Jocelyn Gecker’s bombshell investigation of sexual harassment allegations against opera superstar Placido Domingo started with a song.
San Francisco-based Gecker was at a party about 18 months ago when she noticed the beautiful voice of the woman next to her singing “Happy Birthday,” and complimented her. The woman was a former opera singer who, without knowing Gecker was a reporter, confided that the industry had a dark underbelly, offering her assessment that “Placido Domingo is the Bill Cosby of the opera world.”
The discussion sparked months of work by Gecker to publicly reveal what many said had been an open secret in the opera world: allegations from dozens of people that Domingo regularly behaved inappropriately with young women and acted with impunity. In all, Gecker would find nine women who accused Domingo of sexual harassment and a half-dozen more who said suggestive overtures from the star made them uncomfortable.
Gecker faced numerous challenges on the story, not the least of which were reluctant sources. Many of the stories were corroborated by others, but getting people to go on the record proved challenging. Some agreed to speak on the record, only to later reconsider, as many of Domingo’s accusers feared that telling their stories publicly would harm their music careers or bring them public humiliation. Domingo, the most successful opera singer in history, was likened by one woman to a god.
Gecker faced numerous challenges on the story, not the least of which were reluctant sources. Domingo, the most successful opera singer in history, was likened by one woman to a god.
A breakthrough came weeks before Gecker’s story ran when one of Domingo’s accusers agreed to go on the record, telling her story on camera.
The resulting 5,200-word story instantly commanded attention, with The New York Times, Buzzfeed and Huffington Post sending push alerts touting AP’s reporting. Gecker’s story ran on The Washington Post’s homepage with her byline, and numerous outlets, including the BBC and El Pais in Domingo’s native Spain, ran stories based almost solely on AP’s reporting. Television stations devoted significant time to the story, including “CBS This Morning,” which ran clips of AP’s interview with Patricia Wulf, a retired opera singer who said she was speaking out in the hopes it would “help other women come forward, or be strong enough to say no.”
The package had than 460,000 page views on APNews, with many visitors spending notably high amounts of time reading about the accusations and Domingo’s response, in which the long-married singer described some of the allegations as inaccurate but acknowledged his conduct may have made some women uncomfortable despite his “best intentions.”
There was immediate fallout to the story as well, with two music companies canceling performances by the singer and the LA Opera saying it would hire outside counsel to launch an investigation into Domingo, who serves as its general director.

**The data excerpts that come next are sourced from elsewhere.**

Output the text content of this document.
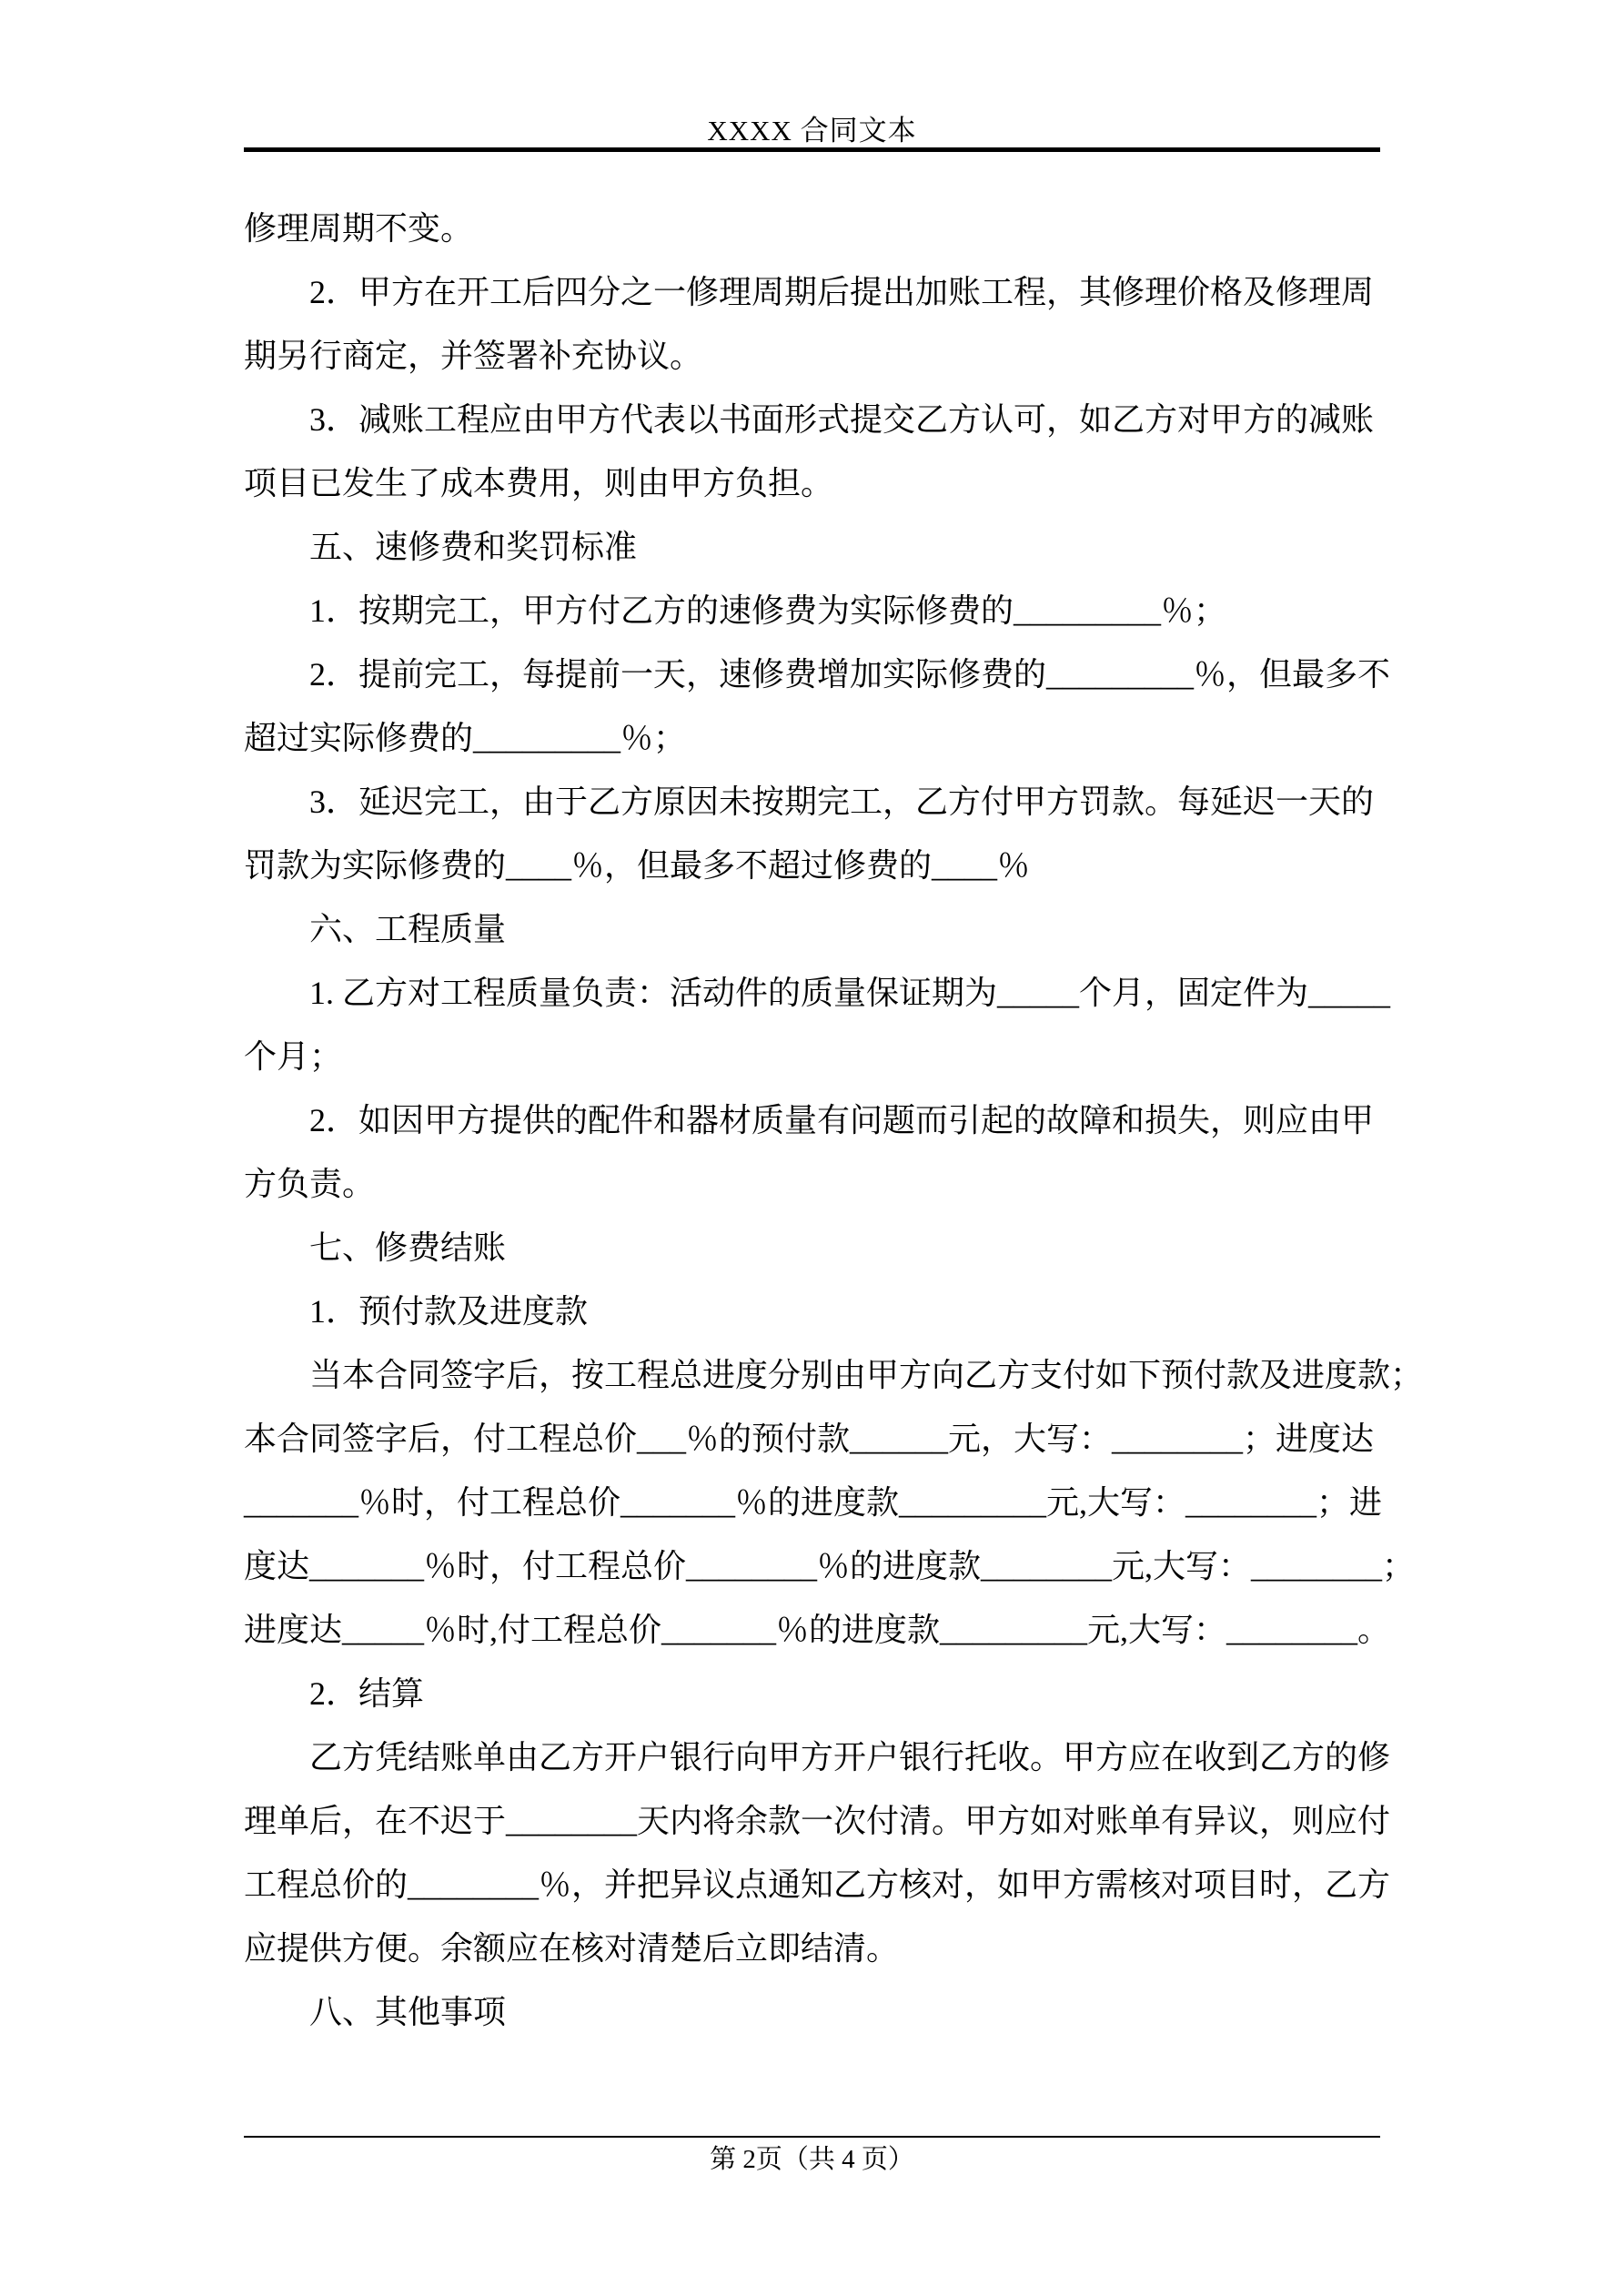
XXXX 合同文本
修理周期不变。
2．甲方在开工后四分之一修理周期后提出加账工程，其修理价格及修理周
期另行商定，并签署补充协议。
3．减账工程应由甲方代表以书面形式提交乙方认可，如乙方对甲方的减账
项目已发生了成本费用，则由甲方负担。
五、速修费和奖罚标准
1．按期完工，甲方付乙方的速修费为实际修费的_________％；
2．提前完工，每提前一天，速修费增加实际修费的_________％，但最多不
超过实际修费的_________％；
3．延迟完工，由于乙方原因未按期完工，乙方付甲方罚款。每延迟一天的
罚款为实际修费的____％，但最多不超过修费的____％
六、工程质量
1. 乙方对工程质量负责：活动件的质量保证期为_____个月，固定件为_____
个月；
2．如因甲方提供的配件和器材质量有问题而引起的故障和损失，则应由甲
方负责。
七、修费结账
1．预付款及进度款
当本合同签字后，按工程总进度分别由甲方向乙方支付如下预付款及进度款；
本合同签字后，付工程总价___％的预付款______元，大写：________；进度达
_______％时，付工程总价_______％的进度款_________元,大写：________；进
度达_______％时，付工程总价________％的进度款________元,大写：________；
进度达_____％时,付工程总价_______％的进度款_________元,大写：________。
2．结算
乙方凭结账单由乙方开户银行向甲方开户银行托收。甲方应在收到乙方的修
理单后，在不迟于________天内将余款一次付清。甲方如对账单有异议，则应付
工程总价的________％，并把异议点通知乙方核对，如甲方需核对项目时，乙方
应提供方便。余额应在核对清楚后立即结清。
八、其他事项
第 2页（共 4 页）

Work on the Domingo story also led to a story about sexual abuse allegations against famed opera conductor Charles Dutoit, all of this unfolding while Gecker juggled multiple major breaking news assignments, including the massive, deadly California wildfires, riots at UC Berkeley and mass shootings.
Through it all, she continued to chip away at the Domingo allegations. For finding a major international story in an unlikely setting, and her care in dealing with sources while reporting tenaciously on a sensitive topic, Gecker earns AP’s Best of the Week honors.